The air conditioner in my office wasn’t working yesterday, so I had to get a fan to keep from sweating. I chuckled when I realized the comedy that a week prior a record-setting winter storm ravaged Texas. As I’ve been thinking about the storm and its impact, I asked myself this question: If what I believe about God is true, God could have prevented this storm. So why didn’t he?
We have to be careful when asking questions like this because, in the micro sense, we have no way of knowing why things happen. For example, this past summer I was set to renovate my kitchen, and as we were gaining momentum to get started, my contractor was hospitalized with COVID, and when he recovered, he decided to retire. I never renovated the kitchen, and six months later, I am writing this in a new house and am glad we never renovated. Was this the reason he got COVID? It seems like one reason, but it certainly wasn’t the only one. Who knows how many countless situations like this God’s been orchestrating through last week’s storm? It’d be foolish for us to try and understand these specifics.
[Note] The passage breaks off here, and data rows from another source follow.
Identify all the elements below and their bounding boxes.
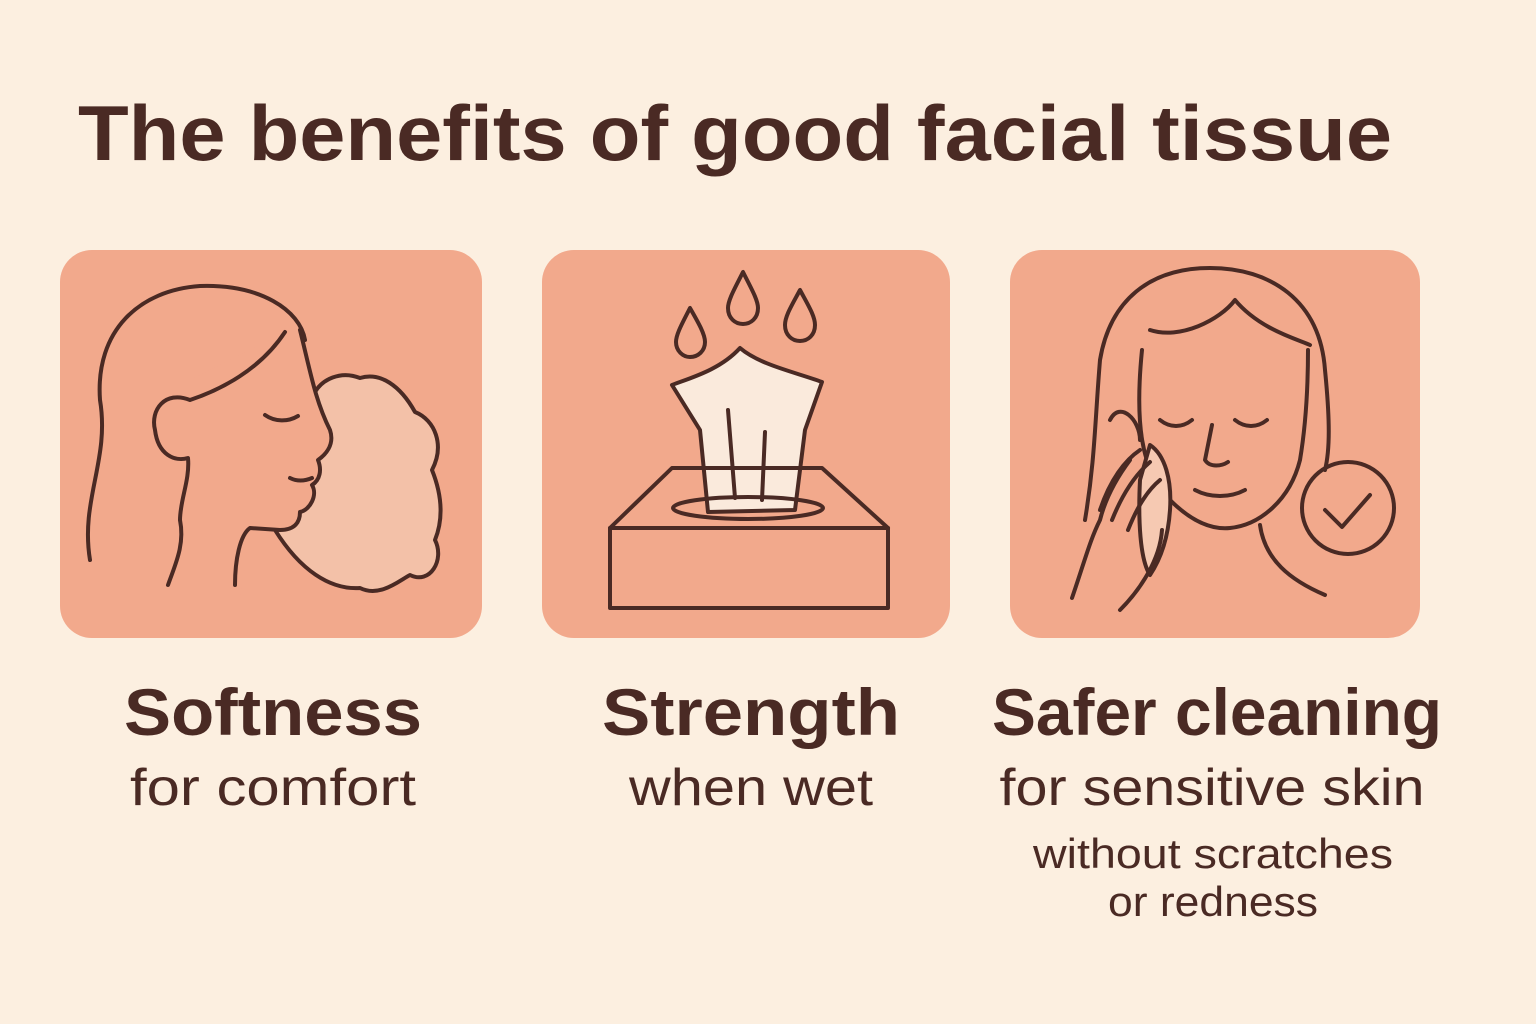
heading: safer cleaning: Safer cleaning bbox=[992, 675, 1442, 749]
icon: tissue box with water drops bbox=[610, 272, 888, 608]
heading: softness: Softness bbox=[124, 675, 422, 749]
heading: strength: Strength bbox=[602, 675, 900, 749]
panel: strength bbox=[542, 250, 950, 638]
icon: woman profile with soft cloud bbox=[88, 286, 441, 600]
text: when wet: when wet bbox=[628, 759, 874, 817]
text: without scratches or redness: or redness bbox=[1108, 878, 1318, 925]
text: for comfort: for comfort bbox=[130, 759, 417, 817]
text: without scratches or redness: without scratches bbox=[1032, 830, 1393, 877]
title: The benefits of good facial tissue bbox=[78, 89, 1392, 177]
icon: woman cleaning face with check bbox=[1072, 268, 1394, 610]
text: for sensitive skin: for sensitive skin bbox=[1000, 759, 1424, 817]
text: without scratches or redness bbox=[1032, 830, 1393, 925]
panel: safer cleaning bbox=[1010, 250, 1420, 638]
panel: softness bbox=[60, 250, 482, 638]
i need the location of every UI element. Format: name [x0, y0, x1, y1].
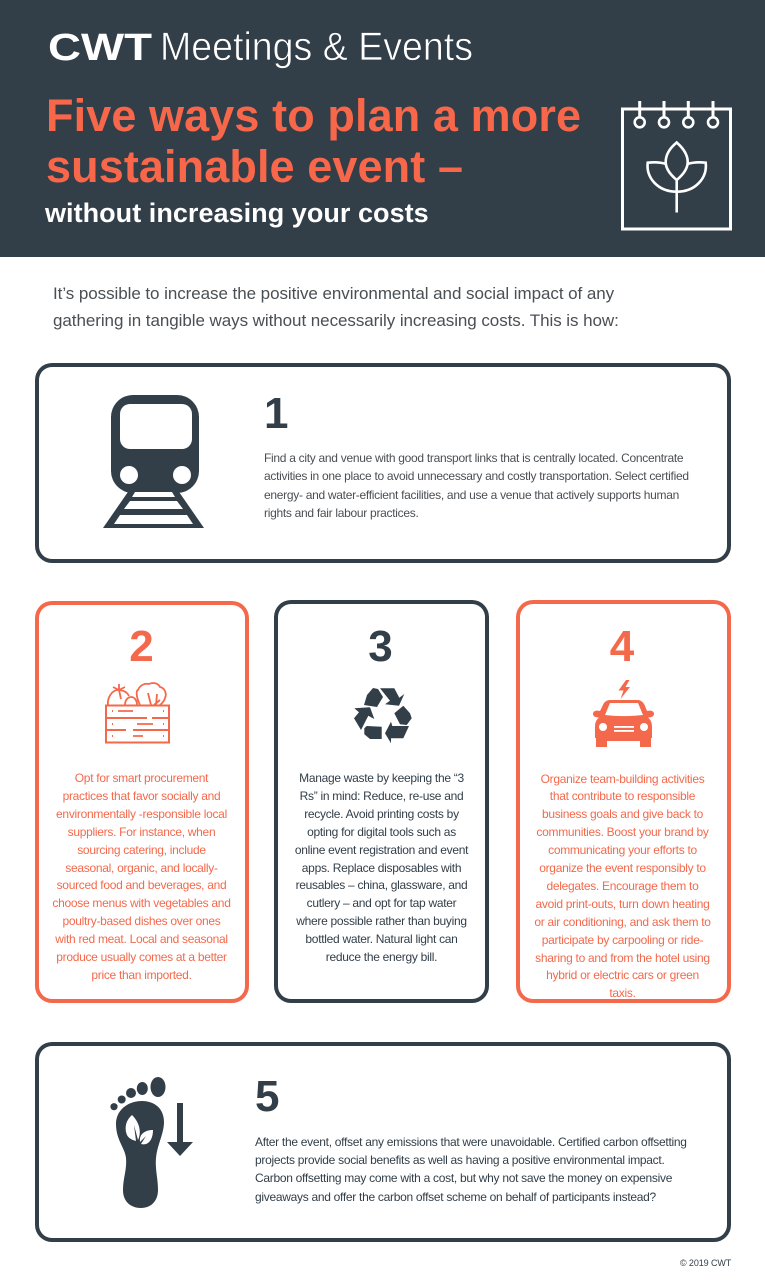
body text 4: taxis. — [609, 986, 636, 1000]
body text 2: Opt for smart procurement — [75, 771, 208, 785]
body text 2: environmentally -responsible local — [56, 807, 227, 821]
body text 1: energy- and water-efficient facilities, and use a venue that actively supports human — [264, 488, 679, 502]
body text 1: activities in one place to avoid unnecessary and costly transportation. Select certified — [264, 469, 689, 483]
body text 3: bottled water. Natural light can — [305, 932, 458, 946]
body text 4: Organize team-building activities — [541, 772, 704, 786]
body text 4: business goals and give back to — [542, 807, 703, 821]
body text 1: rights and fair labour practices. — [264, 506, 419, 520]
number 1: 1 — [264, 389, 288, 438]
body text 2: poultry-based dishes over ones — [62, 914, 221, 928]
icon: calendar with plant — [621, 101, 732, 230]
copyright footer: © 2019 CWT — [680, 1258, 731, 1268]
body text 5: Carbon offsetting may come with a cost, but why not save the money on expensive — [255, 1171, 672, 1185]
body text 4: participate by carpooling or ride- — [542, 933, 703, 947]
body text 4: that contribute to responsible — [550, 789, 695, 803]
panel 2: procurement — [35, 601, 249, 1003]
title: sustainable event – — [46, 140, 463, 192]
icon: footprint with leaves and down arrow — [110, 1077, 193, 1208]
body text 3: Rs” in mind: Reduce, re-use and — [300, 789, 463, 803]
body text 3: reduce the energy bill. — [326, 950, 437, 964]
body text 4: organize the event responsibly to — [539, 861, 706, 875]
body text 5 — [255, 1135, 687, 1204]
body text 3: reusables – china, glassware, and — [296, 878, 467, 892]
body text 2: choose menus with vegetables and — [52, 896, 231, 910]
body text 5: projects provide social benefits as well as having a positive environmental impact. — [255, 1153, 664, 1167]
number 4: 4 — [610, 622, 634, 671]
panel 5: carbon offset — [35, 1042, 731, 1242]
body text 3 — [295, 771, 468, 964]
body text 3: where possible rather than buying — [296, 914, 467, 928]
title: Five ways to plan a more — [46, 90, 581, 141]
icon: recycling arrows — [354, 688, 412, 744]
title — [46, 90, 581, 192]
number 3: 3 — [368, 622, 393, 671]
body text 4: delegates. Encourage them to — [546, 879, 698, 893]
body text 3: apps. Replace disposables with — [302, 861, 461, 875]
body text 4: communicating your efforts to — [548, 843, 697, 857]
body text 2: price than imported. — [91, 968, 192, 982]
panel 3: waste — [274, 600, 489, 1003]
body text 4: or air conditioning, and ask them to — [534, 915, 711, 929]
body text 4: hybrid or electric cars or green — [546, 968, 699, 982]
panel 4: team building — [516, 600, 731, 1003]
body text 2: seasonal, organic, and locally- — [65, 861, 218, 875]
icon: electric car — [593, 680, 654, 747]
intro text: It’s possible to increase the positive environmental and social impact of any — [53, 284, 614, 303]
icon: crate of vegetables — [105, 682, 170, 744]
body text 4: communities. Boost your brand by — [536, 825, 709, 839]
body text 2: produce usually comes at a better — [56, 950, 227, 964]
body text 2: suppliers. For instance, when — [68, 825, 215, 839]
body text 3: recycle. Avoid printing costs by — [304, 807, 459, 821]
body text 5: After the event, offset any emissions that were unavoidable. Certified carbon offsetting — [255, 1135, 687, 1149]
body text 3: cutlery – and opt for tap water — [307, 896, 456, 910]
header banner — [0, 0, 765, 257]
body text 4 — [534, 772, 711, 1000]
body text 2: with red meat. Local and seasonal — [55, 932, 228, 946]
body text 3: Manage waste by keeping the “3 — [299, 771, 464, 785]
body text 5: giveaways and offer the carbon offset scheme on behalf of participants instead? — [255, 1190, 656, 1204]
body text 2: sourcing catering, include — [77, 843, 206, 857]
panel 1: transport — [35, 363, 731, 563]
subtitle: without increasing your costs — [45, 198, 429, 228]
body text 3: online event registration and event — [295, 843, 468, 857]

We can, however, speculate on the macro aspect of things.
I previously wrote about how sin is treason against God, and in a later post, I wrote that there are two problems stemming from our sin. The first problem is that we need to pay the penalty for our treason. The second problem is that we are predisposed to continue to commit treason.
Romans 7 is about this second problem, and towards the end of the chapter, Paul says this:
“For I know that nothing good dwells in me, that is, in my flesh. For I have the desire to do what is right, but not the ability to carry it out. For I do not do the good I want, but the evil I do not want is what I keep on doing. For I do not do the good I want, but the evil I do not want is what I keep on doing. Now if I do what I do not want, it is no longer I who do it, but sin that dwells within me.” Romans 7: 18-20
It’s important to note that Paul is writing this is after chapter 5 where he declared we have peace with God because we have been justified by faith in Jesus. So Paul is writing this as a man who’s already been forgiven of his treason against God, and yet he is still struggling with the issue of his sin and flesh.
This is a problem. A few weeks ago, I wrote that something fundamental needs to change within us for Heaven to be possible, and this issue of sin and our flesh is what needs to be transformed. Listen to what Paul says a few paragraphs later in chapter 8 (emphasis added).
“So then, brothers, we are debtors, not to the flesh, to live according to the flesh. For if you live according to the flesh you will die, but if by the Spirit you put to death the deeds of the body, you will live.” Romans 8: 12-13
How does this happen? How do we put to death the deeds of the body by the Spirit? Maybe the answer is the same as to why God didn’t prevent last week’s storm.